2. Background Information
Flow measurement using a differential pressure type flow meter in combination with a SONAR type flow meter (collectively referred to as a “DP plus SONAR flow meter system”) is well known within the oil and gas field. DP flow meters are widely used to monitor gas production and are well-known to over-report the gas flow rate in the presence of liquids. This tendency to over report due to wetness indicates a strong correlation with the liquid to gas mass ratio of the flow. SONAR flow meters, in contrast, are known to accurately report gas flow rates with less sensitivity to liquid loading. As such, this dissimilar sensitivity to wetness associated with SONAR flow meters and DP flow meters provides a practical means for accurately measuring the gas flow rate and the liquid flow rate of a wet gas flow. The use of a DP plus SONAR flow meter system to evaluate a fluid flow has limitations, however.
Although the difference in wetness sensitivity between DP and SONAR flow meters can be utilized advantageously to determine the gas flow rate and the liquid flow rate, the accuracy of those determinations is based on the assumption that both types of flow meters report the same gas flow rates under dry gas conditions.
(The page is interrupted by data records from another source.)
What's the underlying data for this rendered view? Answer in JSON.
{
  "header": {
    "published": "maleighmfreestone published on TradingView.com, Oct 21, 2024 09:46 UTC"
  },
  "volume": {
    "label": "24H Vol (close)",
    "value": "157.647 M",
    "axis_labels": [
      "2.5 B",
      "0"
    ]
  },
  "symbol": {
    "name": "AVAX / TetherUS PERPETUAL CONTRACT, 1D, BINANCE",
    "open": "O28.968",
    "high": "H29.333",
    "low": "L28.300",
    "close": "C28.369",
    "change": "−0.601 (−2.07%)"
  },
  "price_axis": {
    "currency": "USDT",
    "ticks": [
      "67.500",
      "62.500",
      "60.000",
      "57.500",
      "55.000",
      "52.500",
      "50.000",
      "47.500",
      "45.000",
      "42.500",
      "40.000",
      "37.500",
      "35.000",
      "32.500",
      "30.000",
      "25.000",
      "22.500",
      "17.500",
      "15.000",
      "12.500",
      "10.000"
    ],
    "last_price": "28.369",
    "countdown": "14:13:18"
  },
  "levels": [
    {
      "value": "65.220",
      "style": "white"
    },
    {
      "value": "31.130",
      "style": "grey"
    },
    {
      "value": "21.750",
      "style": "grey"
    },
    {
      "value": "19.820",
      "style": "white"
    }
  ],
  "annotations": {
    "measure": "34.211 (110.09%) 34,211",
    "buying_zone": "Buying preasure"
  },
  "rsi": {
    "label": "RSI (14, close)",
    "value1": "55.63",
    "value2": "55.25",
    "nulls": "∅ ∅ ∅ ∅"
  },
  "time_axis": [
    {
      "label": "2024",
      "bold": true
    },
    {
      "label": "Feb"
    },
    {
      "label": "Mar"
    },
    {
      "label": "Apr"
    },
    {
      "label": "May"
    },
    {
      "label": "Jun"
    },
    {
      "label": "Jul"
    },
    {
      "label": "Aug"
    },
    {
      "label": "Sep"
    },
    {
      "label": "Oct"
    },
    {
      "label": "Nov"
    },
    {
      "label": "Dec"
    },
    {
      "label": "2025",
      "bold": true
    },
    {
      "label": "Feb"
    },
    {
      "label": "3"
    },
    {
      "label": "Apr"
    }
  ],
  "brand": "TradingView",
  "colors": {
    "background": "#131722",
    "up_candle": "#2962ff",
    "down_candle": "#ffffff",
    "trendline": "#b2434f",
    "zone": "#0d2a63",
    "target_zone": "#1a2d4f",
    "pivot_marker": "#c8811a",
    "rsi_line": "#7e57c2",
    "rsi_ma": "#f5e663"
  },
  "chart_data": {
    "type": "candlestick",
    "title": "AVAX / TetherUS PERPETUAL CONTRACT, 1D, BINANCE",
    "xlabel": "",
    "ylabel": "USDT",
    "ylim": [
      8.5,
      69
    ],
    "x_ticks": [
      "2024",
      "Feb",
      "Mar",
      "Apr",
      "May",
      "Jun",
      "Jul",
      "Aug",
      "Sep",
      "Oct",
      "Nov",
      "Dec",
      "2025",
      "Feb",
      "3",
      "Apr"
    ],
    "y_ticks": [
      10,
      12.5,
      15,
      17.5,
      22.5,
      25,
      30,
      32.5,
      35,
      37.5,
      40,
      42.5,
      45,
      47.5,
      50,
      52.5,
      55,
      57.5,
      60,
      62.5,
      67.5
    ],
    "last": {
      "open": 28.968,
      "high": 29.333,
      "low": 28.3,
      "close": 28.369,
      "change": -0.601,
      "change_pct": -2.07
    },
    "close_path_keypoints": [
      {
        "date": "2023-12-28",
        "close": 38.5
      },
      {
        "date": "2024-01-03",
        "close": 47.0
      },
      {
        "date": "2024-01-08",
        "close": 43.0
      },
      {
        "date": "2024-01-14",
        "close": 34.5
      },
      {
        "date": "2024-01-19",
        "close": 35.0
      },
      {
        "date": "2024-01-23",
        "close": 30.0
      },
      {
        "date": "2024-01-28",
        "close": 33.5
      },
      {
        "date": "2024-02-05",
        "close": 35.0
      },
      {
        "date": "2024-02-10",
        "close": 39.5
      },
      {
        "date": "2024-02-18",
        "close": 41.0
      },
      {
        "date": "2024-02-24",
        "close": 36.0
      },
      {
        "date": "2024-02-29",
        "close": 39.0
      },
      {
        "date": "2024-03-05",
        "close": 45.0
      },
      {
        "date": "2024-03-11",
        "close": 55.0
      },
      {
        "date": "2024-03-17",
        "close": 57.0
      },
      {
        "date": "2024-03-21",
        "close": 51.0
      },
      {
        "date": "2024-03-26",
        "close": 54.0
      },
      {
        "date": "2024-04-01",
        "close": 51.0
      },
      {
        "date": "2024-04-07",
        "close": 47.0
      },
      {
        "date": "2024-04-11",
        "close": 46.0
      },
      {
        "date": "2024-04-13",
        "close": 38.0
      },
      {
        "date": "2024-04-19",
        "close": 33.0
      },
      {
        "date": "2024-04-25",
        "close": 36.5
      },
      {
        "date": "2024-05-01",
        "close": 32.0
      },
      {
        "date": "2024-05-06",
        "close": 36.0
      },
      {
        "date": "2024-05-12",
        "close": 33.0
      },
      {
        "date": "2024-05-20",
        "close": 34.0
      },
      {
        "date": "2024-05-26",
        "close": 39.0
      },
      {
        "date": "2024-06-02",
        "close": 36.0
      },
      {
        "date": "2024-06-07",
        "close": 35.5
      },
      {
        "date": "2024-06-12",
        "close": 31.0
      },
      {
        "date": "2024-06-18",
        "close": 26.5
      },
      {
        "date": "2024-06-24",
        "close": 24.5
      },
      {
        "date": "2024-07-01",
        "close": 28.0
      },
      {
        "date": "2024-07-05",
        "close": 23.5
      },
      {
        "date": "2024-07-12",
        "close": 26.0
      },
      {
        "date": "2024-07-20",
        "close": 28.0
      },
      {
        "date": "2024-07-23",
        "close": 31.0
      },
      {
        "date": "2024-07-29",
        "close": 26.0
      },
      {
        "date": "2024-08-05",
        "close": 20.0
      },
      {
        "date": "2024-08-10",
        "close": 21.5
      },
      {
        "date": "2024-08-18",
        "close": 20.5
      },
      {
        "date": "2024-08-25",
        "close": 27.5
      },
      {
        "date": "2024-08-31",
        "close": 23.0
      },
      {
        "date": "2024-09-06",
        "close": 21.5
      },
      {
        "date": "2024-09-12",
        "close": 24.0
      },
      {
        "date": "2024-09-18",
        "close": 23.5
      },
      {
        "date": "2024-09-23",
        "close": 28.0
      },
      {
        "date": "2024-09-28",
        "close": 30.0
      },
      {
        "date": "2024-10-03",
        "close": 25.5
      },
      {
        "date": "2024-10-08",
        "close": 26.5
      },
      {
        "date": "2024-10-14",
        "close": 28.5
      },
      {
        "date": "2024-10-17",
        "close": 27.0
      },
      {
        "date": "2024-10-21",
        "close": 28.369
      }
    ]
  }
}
FIG. 1 illustrates the convergent/divergent reporting characteristics of a DP flow meter and a SONAR flow meter. Specifically, FIG. 1 illustrates the relationship of the Lockhardt-Martinelli Number to the output data 20 of a DP flow meter, the output data 22 of a SONAR flow meter, and illustrates a difference 24 between the two. If both meters do not report the same flow characteristic values in a dry gas condition, any liquid rate reported by the DP plus SONAR flow meter system will be inaccurate because the liquid rate determination is a function of the difference in the gas rates reported by the individual system; i.e., any offset in the two meters under dry gas conditions will result in an error in the reported liquid rate. Thus, the accuracy of the measurement of liquids within a DP plus SONAR system is directly related to dry gas rates reported by each flow meter, or any offset there between.
There are many sources for systematic offsets between the dry gas rate determined by two flow meters installed on a line in series in general, and in particular, between a DP flow meter and a SONAR flow meter. The offsets in dry gas flow rates can be due to several potential sources, including, but not limited to, the following: 1) error in measured DP; 2) errors in flow geometry; 3) the impact of non-fully developed pipe flows; 4) the impact of pipe wall roughness; 5) errors in flow stream composition; and 6) errors in the PVT models for the well stream composition.
In the event of an offset, an in-situ calibration would be required to accurately determine absolute liquid production rates. Since providing an accurate measure of produced gas and liquid rates is often a primary reason for performing well surveillance activities, the need for in-situ calibration (typically provided using either a well test separator or other method) limits the utility of DP plus SONAR for many applications.
The performance of a well from a gas reservoir is often impacted by water from the reservoir. In this scenario, the hydro carbon composition of flows from such wells tends to be fairly constant with time, although the amount of water within the flow tends to increase over time. Tracking the amount of water produced from the well is important for many reasons, including predicting reservoir performance, estimating well deliverability, scheduling of well interventions, and optimizing surface production facilities.
The process of producing liquids from a gas continuous well can be quite complex and time varying. The quantity of liquids produced can be determined using a number of different parameters such gas and liquid properties, flow rates, and pipe layout and flow regimes. After a shut-in period, operators typically flow a multiphase well at given choke setting for a significant period of time to achieve stabilized flow rates. This stabilization period allows the multiphase flow within the wellbore, risers, and surface piping to reach conditions representative of typical production conditions. The time period required for the liquid and gas rates to stabilize is typically several hours to several days.
When a well is “shut-in” (i.e., no flow through the well), the gas and liquids within the well separate due to gravity. The liquids within the well bore will, depending on the well geometry, fall to the bottom of the well. The gas will rise to the top. When the choke on the well is opened after a shut-in period, the well will typically flow dry gas initially. It takes a finite period of time for the well to “lift” the liquids to the surface. During the initial flow period after a shut-in, the well can flow essentially “dry gas”; i.e., gas free of any free liquids.
What is needed is a practical in situ method and apparatus for calibrating a DP plus SONAR flow meter system.